4. MENCITPTAKAN MEANINGFUL LEARNING DALAM BELAJAR. Apa yang sering terjadi saat ada yang tanya tentang mata pelajaran SD, SMP, SMA? Kebanyakan banyak yang sudah lupa atau bisa jadi lupa-lupa inget saat menjawabnya. Padahal belajarnya kan 12 tahun? Kok bisa lupa ya? Hmm.. ini ngejawabnya agak kompleks juga hahahaa... mungkin mayoritas disebabkan oleh COGNITIVE OVERLOAD pemirsah...ya iya lah...aturan siswa Indonesia itu seharusnya menjadi anak paling pintar di dunia. Kenapa? Karena kita diwajibkan mengenyam segala macam mata pelajaran wajib yang ada di sekolah, mulai dari IPA, IPS, fisika, kimia, ah entahlah ampe lupa apa lagi saking buanyaaknyaaa. Sementara kurikulum di negara maju pendidikan contohnya Firlandia, mereka cenderung costumize curriculum. Kita boleh memilih mata pelajaran yang kita minati atau kita sukai. Gak perlu ambil semua seabreeeg kayak gituuuh...Tapi alhamdulillah, berkat ada KURTILAS dengan pendekatan tematik sehangga kita jadi bisa mengurangi Cognitive Overload dalam pembelajaran. Terus apa kaitanya sama Meaningful Learning? Jadi belajar itu bisa jadi bermakna apabila kita mampu memproses informasi yang kita terima dalam working memory di otak apabila kita bisa mengintegrasikan dengan pemahaman yang kita peroleh sebelumnya, sehingga informasi dapat bertahan dalam Long Term Memory. Pemahaman itu diperlukan pengalaman-pengalaman dan pengamatan kita secara detail tentang informasi yang kita peroleh agar menciptakan pembelajaran bermakna.

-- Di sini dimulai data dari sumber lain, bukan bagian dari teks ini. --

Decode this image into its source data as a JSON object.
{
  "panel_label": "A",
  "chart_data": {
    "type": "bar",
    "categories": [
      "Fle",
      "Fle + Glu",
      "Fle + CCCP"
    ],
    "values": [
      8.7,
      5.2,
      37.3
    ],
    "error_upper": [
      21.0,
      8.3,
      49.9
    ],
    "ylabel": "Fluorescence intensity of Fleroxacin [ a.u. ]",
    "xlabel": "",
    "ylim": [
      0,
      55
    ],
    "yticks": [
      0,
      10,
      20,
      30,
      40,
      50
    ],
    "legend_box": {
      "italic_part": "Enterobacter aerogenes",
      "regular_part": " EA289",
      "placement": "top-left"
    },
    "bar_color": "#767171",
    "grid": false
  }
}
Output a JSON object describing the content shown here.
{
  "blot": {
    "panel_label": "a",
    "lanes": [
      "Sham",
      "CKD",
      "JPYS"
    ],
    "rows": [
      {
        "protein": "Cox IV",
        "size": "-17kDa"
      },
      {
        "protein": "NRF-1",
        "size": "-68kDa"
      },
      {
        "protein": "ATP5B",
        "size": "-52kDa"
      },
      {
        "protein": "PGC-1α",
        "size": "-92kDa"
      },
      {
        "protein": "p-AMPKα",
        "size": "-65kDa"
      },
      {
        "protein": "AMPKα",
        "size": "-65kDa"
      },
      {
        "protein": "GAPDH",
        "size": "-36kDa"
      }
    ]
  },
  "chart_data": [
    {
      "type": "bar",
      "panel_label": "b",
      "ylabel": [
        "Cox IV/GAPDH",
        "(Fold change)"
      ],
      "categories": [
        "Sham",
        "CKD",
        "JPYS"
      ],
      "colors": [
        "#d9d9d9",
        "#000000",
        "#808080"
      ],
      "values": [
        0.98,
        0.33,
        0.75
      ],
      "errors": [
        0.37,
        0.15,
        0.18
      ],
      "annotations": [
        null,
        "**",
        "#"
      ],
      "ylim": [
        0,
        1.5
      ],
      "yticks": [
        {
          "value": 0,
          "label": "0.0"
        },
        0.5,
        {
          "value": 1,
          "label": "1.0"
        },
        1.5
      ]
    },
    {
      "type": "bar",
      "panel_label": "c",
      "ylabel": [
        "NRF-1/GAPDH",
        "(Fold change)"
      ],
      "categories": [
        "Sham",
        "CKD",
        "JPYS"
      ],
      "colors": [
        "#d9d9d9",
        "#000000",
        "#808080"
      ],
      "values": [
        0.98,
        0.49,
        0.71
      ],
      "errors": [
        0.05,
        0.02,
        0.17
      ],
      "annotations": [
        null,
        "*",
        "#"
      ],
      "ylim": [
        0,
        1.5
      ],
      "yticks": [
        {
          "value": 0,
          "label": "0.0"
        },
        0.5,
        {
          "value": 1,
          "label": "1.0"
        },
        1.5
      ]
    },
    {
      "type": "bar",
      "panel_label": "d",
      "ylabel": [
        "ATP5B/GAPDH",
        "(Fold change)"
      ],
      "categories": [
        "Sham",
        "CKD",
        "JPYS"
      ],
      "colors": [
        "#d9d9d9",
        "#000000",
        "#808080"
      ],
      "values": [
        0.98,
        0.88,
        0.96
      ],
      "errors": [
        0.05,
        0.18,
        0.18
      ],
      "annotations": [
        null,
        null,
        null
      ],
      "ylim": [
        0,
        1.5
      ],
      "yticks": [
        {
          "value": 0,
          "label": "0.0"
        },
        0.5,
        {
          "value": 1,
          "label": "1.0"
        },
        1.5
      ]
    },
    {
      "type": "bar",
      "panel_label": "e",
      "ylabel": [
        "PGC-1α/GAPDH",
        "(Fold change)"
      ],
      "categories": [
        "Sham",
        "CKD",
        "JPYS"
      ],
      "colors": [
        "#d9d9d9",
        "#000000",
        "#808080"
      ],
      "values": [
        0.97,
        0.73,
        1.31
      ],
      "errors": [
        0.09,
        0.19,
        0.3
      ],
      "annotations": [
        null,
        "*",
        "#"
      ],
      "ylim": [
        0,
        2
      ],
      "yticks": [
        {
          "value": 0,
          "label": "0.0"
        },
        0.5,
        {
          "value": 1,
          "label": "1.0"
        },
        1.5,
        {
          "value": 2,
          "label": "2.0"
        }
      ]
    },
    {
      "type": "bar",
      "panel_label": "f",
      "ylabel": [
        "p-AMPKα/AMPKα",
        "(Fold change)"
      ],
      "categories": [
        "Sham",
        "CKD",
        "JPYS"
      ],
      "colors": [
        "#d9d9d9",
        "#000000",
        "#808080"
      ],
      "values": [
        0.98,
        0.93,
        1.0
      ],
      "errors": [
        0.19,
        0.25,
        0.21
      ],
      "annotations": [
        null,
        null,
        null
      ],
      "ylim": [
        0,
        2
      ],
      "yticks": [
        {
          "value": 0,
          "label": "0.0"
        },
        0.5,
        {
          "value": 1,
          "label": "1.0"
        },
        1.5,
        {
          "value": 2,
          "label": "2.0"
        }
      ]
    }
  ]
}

CONTOH saat belajar literatur bahasa, guru meminta anak untuk membaca tentang kisah dalam sebuah legenda. Maka anak diharapkan mampu mengambil kesimpulan atau pesan moral yang ada dalam cerita tersebut. Atau bagaimana mereka mampu menjelaskan rumus matematika dalam kehidupanya sehari-hari. Nah, di technology classroom ini sangat penting untuk bisa menciptakan meaningful learning dalam belajar. Karena apa? PEMBELAJARAN YANG BERMAKA TERNYATA MAMPU MENCIPTAKAN REGULASI DIRI DALAM KESADARAN BELAJAR. Jadi anak bisa tau mengapa dia lebih suka membuka gadget untuk hal edukatif dibandingkan dengan gadget yang tidak ada kaitanya dengan pembelajaran. Jadi ibu-ibu gak perlu khawatir kalo anak malah cenderung nge game terus daripada belajar. Bahkan anak jadi suka diajak diskusi karena apa yang mereka pelajari bukan sekedar formalitas, tetapi menjadi suatu hal yang menyenangkan.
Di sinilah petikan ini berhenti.